As the PC says, regulations can make the economy inflexible. They make it harder for us to adapt to change. After all, individual regulations are written with certain circumstances in mind. When those circumstances change (as they would in a world with a shifting climate) the existing stock of regulations can add friction to adaptive action.
Other regulations increase costs and thereby reduce adaptation incentives – like those which meddle with insurance markets.
It’s the same with many taxes. The PC rightly says “taxes that influence the way resources are used … could inhibit the mobility of labour, capital, or both”. For example, property taxes make it more expensive to move out of low-lying areas at risk from sea level rises.
Government programs can also impede flexibility. Drought assistance creates an incentive for farmers to stay on marginal land, rather than relocating.
These are the practical issues. But an adaptation program is more than just a collection of policy recommendations. It is a different philosophy.
Rather than focusing on a single, over-arching, world-historical goal (achieved through unprecedented consensus and political action at the national and international level), adaptation focuses on process, institutions, and diversity. It asks: what makes communities most flexible, resilient, and responsive to environmental change? It’s about developing strategies to deal with uncertainty, not politics to achieve global reform.
In a 2009 paper published in the journal Atmospheric Sciences, Robert L Wilby and Suraje Dessai characterise this as the difference between top-down and bottom-up approaches.
The IPCC looks top-down. This view is purpose-built for mitigation, but no good for adaptation. The IPCC struggles to assess climate change risks on a continental scale, let alone regional scale.
As Wilby and Dessai point out, the IPCC records a low level of scientific agreement even about the direction of rainfall change in much of Asia, Africa, and South America. That degree of uncertainty offers no guide for practical action.
By contrast, a bottom-up approach focuses on how communities adapt to local pressures, not global ones. After all, it isn’t the United Nations that will adapt to climate change. It is individuals. This approach is less flashy, but then, why should climate policy be flashy?
And emphasising adaptive capacity and resilience is a good thing, regardless of whether climate change is a naturally occurring phenomenon or the result of human recklessness. Wilby and Dessai call adaptation measures “no-regret” or “low-regret”. The PC calls them “win-win”.
In his 1992 book Earth in the Balance, then senator Al Gore wrote that adaptation was a “kind of laziness, an arrogant faith in our ability to react in time to save our skins”.
Gore was writing when the IPCC was in its formative stages. This sort of thinking led to an explicit decision to focus on global emissions reduction.
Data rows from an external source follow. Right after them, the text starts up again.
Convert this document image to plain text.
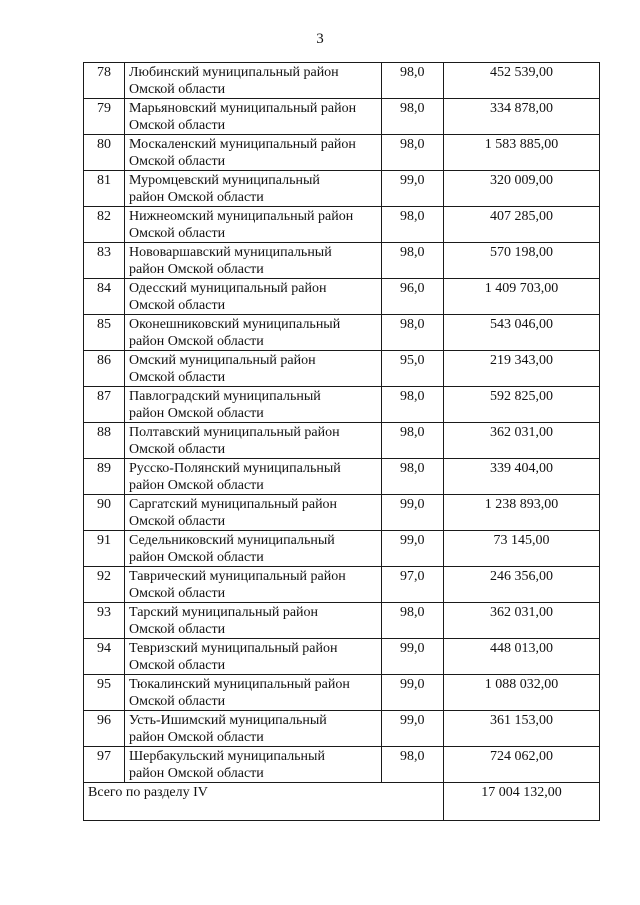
3
78	Любинский муниципальный район
Омской области	98,0	452 539,00
79	Марьяновский муниципальный район
Омской области	98,0	334 878,00
80	Москаленский муниципальный район
Омской области	98,0	1 583 885,00
81	Муромцевский муниципальный
район Омской области	99,0	320 009,00
82	Нижнеомский муниципальный район
Омской области	98,0	407 285,00
83	Нововаршавский муниципальный
район Омской области	98,0	570 198,00
84	Одесский муниципальный район
Омской области	96,0	1 409 703,00
85	Оконешниковский муниципальный
район Омской области	98,0	543 046,00
86	Омский муниципальный район
Омской области	95,0	219 343,00
87	Павлоградский муниципальный
район Омской области	98,0	592 825,00
88	Полтавский муниципальный район
Омской области	98,0	362 031,00
89	Русско-Полянский муниципальный
район Омской области	98,0	339 404,00
90	Саргатский муниципальный район
Омской области	99,0	1 238 893,00
91	Седельниковский муниципальный
район Омской области	99,0	73 145,00
92	Таврический муниципальный район
Омской области	97,0	246 356,00
93	Тарский муниципальный район
Омской области	98,0	362 031,00
94	Тевризский муниципальный район
Омской области	99,0	448 013,00
95	Тюкалинский муниципальный район
Омской области	99,0	1 088 032,00
96	Усть-Ишимский муниципальный
район Омской области	99,0	361 153,00
97	Шербакульский муниципальный
район Омской области	98,0	724 062,00
Всего по разделу IV			17 004 132,00
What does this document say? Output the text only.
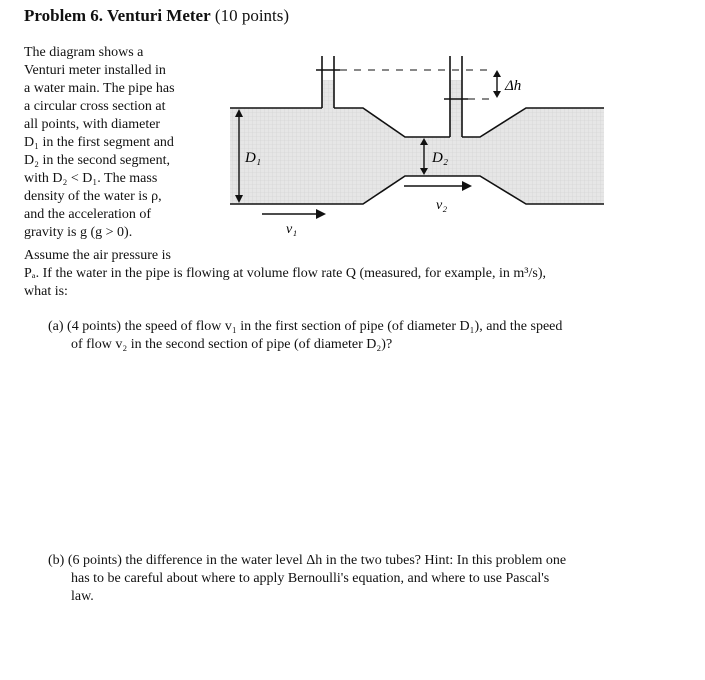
Problem 6. Venturi Meter (10 points)
The diagram shows a
Venturi meter installed in
a water main. The pipe has
a circular cross section at
all points, with diameter
D₁ in the first segment and
D₂ in the second segment,
with D₂ < D₁. The mass
density of the water is ρ,
and the acceleration of
gravity is g (g > 0).
Assume the air pressure is
Pₐ. If the water in the pipe is flowing at volume flow rate Q (measured, for example, in m³/s),
what is:
(a) (4 points) the speed of flow v₁ in the first section of pipe (of diameter D₁), and the speed
of flow v₂ in the second section of pipe (of diameter D₂)?
(b) (6 points) the difference in the water level Δh in the two tubes? Hint: In this problem one
has to be careful about where to apply Bernoulli's equation, and where to use Pascal's
law.
Δh
D₁	D₂
v₁
v₂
That decision has shaped the last two decades of climate debate. (Even including one chapter on adaptation in the 2001 report was seen as somewhat revolutionary.) But the decision built an analytical framework which no longer makes sense.
As a paper published in the journal Regional Environmental Change last year put it, under an adaptation-focused framework, “Science would thus place itself in the role of being a tool for policy action rather than a tool for political advocacy”.
Because the arrogance now rests with those who still believe they can coordinate massive, immediate global political action towards a single goal.
It is, surely, time to face up to the demands of adaptation.